Palo Alto Networks Granted U.S. Department of Homeland Security SAFETY Act Certification

We are pleased to announce that we have received the U.S. Department of Homeland Security’s (DHS) SAFETY Act Certification for Palo Alto Networks Next-Generation Firewall and a number of related subscription services that are fully integrated within our security platform. The services included in this certification are Threat Prevention, URL Filtering and WildFire (which identifies and automatically generates preventive measures against zero-day and advanced persistent threats).

SAFETY Act Certification is an important development that not only benefits Palo Alto Networks but also helps provide liability protection for our customers.  Specifically, SAFETY Act Certification will also provide certain benefits for our customers if they are the victims of a terrorist attack, provided that certain conditions are met.

However, because the SAFETY Act liability protections have never been invoked, we believe it’s critical and responsible that we clearly explain the history of the SAFETY Act, the requirements needed for the Act to apply, and the overall benefits and limitations of the Act.

As indicated by the name, this Certification is derived from the Support Anti-Terrorism by Fostering Effective Technologies (SAFETY) Act. SAFETY Act Certification provides third-party liability protection to sellers and users of covered products and services in cases where the product or service is implicated in a third-party lawsuit arising out of an act of terrorism. SAFETY Act protection can only be triggered if the Secretary of Homeland Security formally designates the attack as an “Act of Terrorism.”

The program was enacted after September 11 to ensure that the threat of legal liability did not deter the development and deployment of anti-terrorism technologies that could save lives. This protection was originally granted for physical products, like X-ray machines, and explosive detection products; but as the threat environment has developed, the SAFETY Act has been expanded to include hardware- and software-based cybersecurity technologies.

To receive the Certification, we underwent a rigorous vetting process over a year-long period, submitting thousands of pages of documentation to the Department of Homeland Security to demonstrate the high quality of our next-generation firewall and related subscriptions. We voluntarily underwent this process because we recognize that the SAFETY Act Certification, like numerous other certifications we’ve received, provides important validation and assurances to our customers.
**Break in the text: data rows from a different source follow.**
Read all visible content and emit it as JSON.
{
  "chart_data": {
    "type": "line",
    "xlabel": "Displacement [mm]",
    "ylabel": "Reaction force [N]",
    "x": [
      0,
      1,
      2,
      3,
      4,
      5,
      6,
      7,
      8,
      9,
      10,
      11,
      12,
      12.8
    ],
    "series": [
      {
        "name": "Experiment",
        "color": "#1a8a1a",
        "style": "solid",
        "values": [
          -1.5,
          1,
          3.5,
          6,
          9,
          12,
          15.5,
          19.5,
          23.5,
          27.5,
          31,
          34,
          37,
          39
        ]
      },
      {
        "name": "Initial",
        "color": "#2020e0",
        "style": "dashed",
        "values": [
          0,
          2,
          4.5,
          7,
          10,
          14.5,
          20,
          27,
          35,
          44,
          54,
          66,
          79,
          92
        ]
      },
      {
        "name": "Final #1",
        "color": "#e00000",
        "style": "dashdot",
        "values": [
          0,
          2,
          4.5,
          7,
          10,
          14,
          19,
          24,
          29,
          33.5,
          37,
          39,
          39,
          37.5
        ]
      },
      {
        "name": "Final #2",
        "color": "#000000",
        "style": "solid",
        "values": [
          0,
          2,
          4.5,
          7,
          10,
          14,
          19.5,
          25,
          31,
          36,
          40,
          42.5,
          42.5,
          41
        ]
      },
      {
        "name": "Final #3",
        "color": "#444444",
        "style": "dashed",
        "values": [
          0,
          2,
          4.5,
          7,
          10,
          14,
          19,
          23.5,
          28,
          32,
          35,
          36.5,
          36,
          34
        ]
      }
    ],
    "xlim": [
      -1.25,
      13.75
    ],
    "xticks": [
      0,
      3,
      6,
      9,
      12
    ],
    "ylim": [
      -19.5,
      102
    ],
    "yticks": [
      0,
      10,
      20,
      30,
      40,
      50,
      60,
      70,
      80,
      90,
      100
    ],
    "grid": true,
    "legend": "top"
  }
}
On principle, we are foremost focused on working with governments and businesses around the world to implement our next-generation security technologies to proactively prevent cyberattacks as a principle means of reducing an organization’s overall cyber risk. We view potential liability protections after a cybersecurity incident has already occurred, like those provided by the SAFETY Act, as a complement – not a substitute – for a comprehensive cyber risk management strategy built on a foundation of a prevention-first security architecture.

The SAFETY Act establishes a useful system for “risk” and “litigation management” for sellers and users of SAFETY Act-certified products, but it does not provide blanket liability protections. There are several conditions that must first be met in order for the protections provided under the SAFETY Act to apply.

First, as noted above, the Secretary of Homeland Security must formally declare that an “Act of Terrorism” has occurred. To date, the Secretary has never declared an “Act of Terrorism” for SAFETY Act purposes, and no vendor or user of a certified product has invoked the protections of the Act. Further, the SAFETY Act only protects Palo Alto Networks and its users if the reason a designated “Act of Terrorism” occurred, and was successful, was explicitly because the SAFETY Act-covered product failed in some way. If the “Act of Terrorism” was successful for reasons unrelated to the failure of the covered product, such as the failure of another vendor’s product or a customer’s negligence in its security practices, the Act will not apply. Finally, the SAFETY Act protections only apply to third-party lawsuits. The Act does not prevent regulatory or other types of claims against customers of a certified product.

SAFETY Act protections are conditional and unprecedented, but the U.S. Congress and Department of Homeland Security established this program as an investment in risk management against terrorist attacks. While we believe it is prudent to have a comprehensive risk-management strategy, preventing successful attacks remains the focus of our company and the core functionality of our next-generation security platform.